Book Review: Cloud Atlas by David Mitchell

1850, Adam Ewing, a notary, is traveling home to California on a ship. 1931, Robert Frobisher, a composer, orchestrates a way into a sickly maestro's home. 1970's, Luisa Rey, a journalist stumbles across a story that threatens her life. Present Day, a Korean superstate has overtaken England. Post-apocalyptic Iron Age, the last days of Earth on Hawaii. Then, we go back in time in reverse order, finding that all the characters are connected and intertwined.

Cloud Atlas by David Mitchell was a book selection for the first book club I ever joined. It isn't a book that I would've ever picked up to read on my own. I loved the concept of the story when I read the synopsis and was looking forward to reading it.

Typically, I don't mind when a book jumps from one time period to the next, but with Cloud Atlas I did mind. It took away from the overall story line and made it very choppy. It felt like five distinct short stories, not a cohesive story. The only two story lines that I somewhat enjoyed were the stories of Robert Frobisher and Luisa Rey, but by the time we got to finish their stories, I had to go back and reread the first half of their story because I had forgotten some of the small details.

Another thing I disliked about Cloud Atlas was the post-apocalyptic story line wrote words like they might have been spelled before human kind became a civilized, educated society . . . the spelling of words made it difficult to get through.
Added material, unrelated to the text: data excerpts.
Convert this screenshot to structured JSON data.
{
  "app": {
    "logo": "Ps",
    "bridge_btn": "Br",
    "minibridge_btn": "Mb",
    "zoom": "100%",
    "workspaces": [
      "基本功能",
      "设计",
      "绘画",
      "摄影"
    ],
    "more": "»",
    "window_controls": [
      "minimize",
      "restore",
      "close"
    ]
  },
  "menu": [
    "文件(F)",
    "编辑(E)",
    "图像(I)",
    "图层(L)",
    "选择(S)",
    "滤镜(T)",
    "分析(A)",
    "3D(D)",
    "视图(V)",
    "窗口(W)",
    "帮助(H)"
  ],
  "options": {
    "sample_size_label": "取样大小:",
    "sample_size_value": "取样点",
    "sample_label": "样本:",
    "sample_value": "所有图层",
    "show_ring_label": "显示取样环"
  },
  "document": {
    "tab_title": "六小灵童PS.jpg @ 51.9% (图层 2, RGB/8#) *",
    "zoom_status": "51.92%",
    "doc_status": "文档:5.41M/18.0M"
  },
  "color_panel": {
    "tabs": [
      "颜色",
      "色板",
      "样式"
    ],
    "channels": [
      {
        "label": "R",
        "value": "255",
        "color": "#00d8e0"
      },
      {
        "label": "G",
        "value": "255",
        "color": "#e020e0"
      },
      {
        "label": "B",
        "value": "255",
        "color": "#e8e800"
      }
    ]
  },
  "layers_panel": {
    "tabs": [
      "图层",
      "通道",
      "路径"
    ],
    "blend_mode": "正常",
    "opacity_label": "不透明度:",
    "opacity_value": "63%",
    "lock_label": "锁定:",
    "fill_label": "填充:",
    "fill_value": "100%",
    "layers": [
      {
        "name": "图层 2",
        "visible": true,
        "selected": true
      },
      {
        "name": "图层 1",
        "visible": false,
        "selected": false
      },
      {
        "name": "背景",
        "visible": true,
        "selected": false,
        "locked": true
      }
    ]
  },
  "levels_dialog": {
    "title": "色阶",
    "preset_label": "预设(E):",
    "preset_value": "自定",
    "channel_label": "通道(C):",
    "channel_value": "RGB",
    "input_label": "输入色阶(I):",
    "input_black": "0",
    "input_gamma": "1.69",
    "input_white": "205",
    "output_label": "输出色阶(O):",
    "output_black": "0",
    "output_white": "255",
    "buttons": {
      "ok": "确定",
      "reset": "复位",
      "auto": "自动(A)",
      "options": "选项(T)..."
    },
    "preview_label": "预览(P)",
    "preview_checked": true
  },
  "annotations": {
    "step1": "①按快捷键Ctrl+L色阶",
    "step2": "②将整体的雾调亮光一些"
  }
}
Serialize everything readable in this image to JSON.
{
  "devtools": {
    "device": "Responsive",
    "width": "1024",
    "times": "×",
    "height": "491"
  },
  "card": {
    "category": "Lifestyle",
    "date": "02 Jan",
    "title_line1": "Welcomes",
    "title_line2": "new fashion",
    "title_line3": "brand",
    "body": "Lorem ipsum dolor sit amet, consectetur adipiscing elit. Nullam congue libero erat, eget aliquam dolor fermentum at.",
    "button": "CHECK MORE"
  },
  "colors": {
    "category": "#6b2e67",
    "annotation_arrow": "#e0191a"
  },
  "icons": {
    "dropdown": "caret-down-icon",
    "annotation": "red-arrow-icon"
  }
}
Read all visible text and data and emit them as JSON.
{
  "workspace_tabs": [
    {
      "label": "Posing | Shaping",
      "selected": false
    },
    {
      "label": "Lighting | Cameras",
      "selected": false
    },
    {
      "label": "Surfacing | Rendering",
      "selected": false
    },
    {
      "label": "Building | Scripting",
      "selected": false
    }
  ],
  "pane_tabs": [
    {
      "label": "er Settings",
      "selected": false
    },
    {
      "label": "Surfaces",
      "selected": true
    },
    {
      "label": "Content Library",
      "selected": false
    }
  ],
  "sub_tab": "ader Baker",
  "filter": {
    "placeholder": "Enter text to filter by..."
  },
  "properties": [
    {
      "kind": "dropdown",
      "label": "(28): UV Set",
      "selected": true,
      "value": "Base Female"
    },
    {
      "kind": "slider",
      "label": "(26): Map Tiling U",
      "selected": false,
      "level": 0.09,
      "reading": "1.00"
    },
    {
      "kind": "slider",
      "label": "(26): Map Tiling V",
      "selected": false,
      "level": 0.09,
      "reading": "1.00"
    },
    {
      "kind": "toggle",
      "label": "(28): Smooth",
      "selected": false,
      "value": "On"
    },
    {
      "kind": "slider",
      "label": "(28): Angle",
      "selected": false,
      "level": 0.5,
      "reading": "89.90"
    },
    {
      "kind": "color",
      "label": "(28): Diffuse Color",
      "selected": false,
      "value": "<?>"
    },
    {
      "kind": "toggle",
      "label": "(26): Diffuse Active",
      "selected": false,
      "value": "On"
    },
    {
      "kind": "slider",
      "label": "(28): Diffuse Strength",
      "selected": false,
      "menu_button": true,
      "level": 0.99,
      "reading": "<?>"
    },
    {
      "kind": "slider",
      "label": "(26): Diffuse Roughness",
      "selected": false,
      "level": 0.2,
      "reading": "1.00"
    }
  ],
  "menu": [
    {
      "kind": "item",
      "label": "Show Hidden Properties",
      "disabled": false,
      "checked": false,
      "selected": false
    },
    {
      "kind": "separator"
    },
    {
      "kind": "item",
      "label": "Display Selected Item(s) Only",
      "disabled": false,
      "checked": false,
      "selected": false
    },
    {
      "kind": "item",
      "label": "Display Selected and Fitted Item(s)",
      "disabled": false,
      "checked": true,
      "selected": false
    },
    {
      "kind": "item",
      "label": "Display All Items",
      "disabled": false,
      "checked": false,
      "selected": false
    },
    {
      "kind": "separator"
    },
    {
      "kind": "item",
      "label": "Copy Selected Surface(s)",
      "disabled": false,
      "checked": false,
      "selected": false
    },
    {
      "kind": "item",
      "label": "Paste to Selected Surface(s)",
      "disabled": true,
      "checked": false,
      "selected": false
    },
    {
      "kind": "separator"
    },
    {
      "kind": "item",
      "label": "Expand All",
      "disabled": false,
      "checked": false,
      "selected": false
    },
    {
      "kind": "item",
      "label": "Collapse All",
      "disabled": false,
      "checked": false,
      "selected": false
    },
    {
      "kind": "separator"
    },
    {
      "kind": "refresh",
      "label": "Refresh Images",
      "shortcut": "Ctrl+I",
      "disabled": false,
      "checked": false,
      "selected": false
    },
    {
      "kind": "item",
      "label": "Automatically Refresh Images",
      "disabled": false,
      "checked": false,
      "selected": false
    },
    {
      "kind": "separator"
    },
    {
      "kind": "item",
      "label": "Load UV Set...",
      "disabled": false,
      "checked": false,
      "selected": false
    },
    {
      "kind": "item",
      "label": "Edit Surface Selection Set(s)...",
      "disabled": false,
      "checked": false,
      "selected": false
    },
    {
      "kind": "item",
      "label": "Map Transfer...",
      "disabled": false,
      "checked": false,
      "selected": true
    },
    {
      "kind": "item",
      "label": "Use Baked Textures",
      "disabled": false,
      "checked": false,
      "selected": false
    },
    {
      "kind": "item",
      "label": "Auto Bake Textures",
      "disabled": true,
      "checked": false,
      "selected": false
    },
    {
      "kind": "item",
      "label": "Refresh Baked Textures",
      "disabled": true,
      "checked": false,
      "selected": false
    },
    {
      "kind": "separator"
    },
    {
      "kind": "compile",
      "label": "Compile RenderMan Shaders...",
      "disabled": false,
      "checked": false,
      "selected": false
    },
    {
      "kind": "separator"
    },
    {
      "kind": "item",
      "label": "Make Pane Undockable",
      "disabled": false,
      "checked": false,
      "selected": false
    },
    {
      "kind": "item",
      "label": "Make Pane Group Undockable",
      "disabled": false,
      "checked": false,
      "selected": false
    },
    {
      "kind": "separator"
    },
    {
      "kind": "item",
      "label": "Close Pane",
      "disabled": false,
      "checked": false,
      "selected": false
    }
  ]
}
There are so few books that I can say that I disliked reading, but Cloud Atlas is one of those books. I felt like David Mitchell was trying to force a moral story down my throat to teach me of what could happen in the future if we didn't heed the mistakes of the past. Don't get me wrong; I don't mind stories that have a moral to teach, but I just wasn't in the mood for this type of story. I gave it one star out of five stars.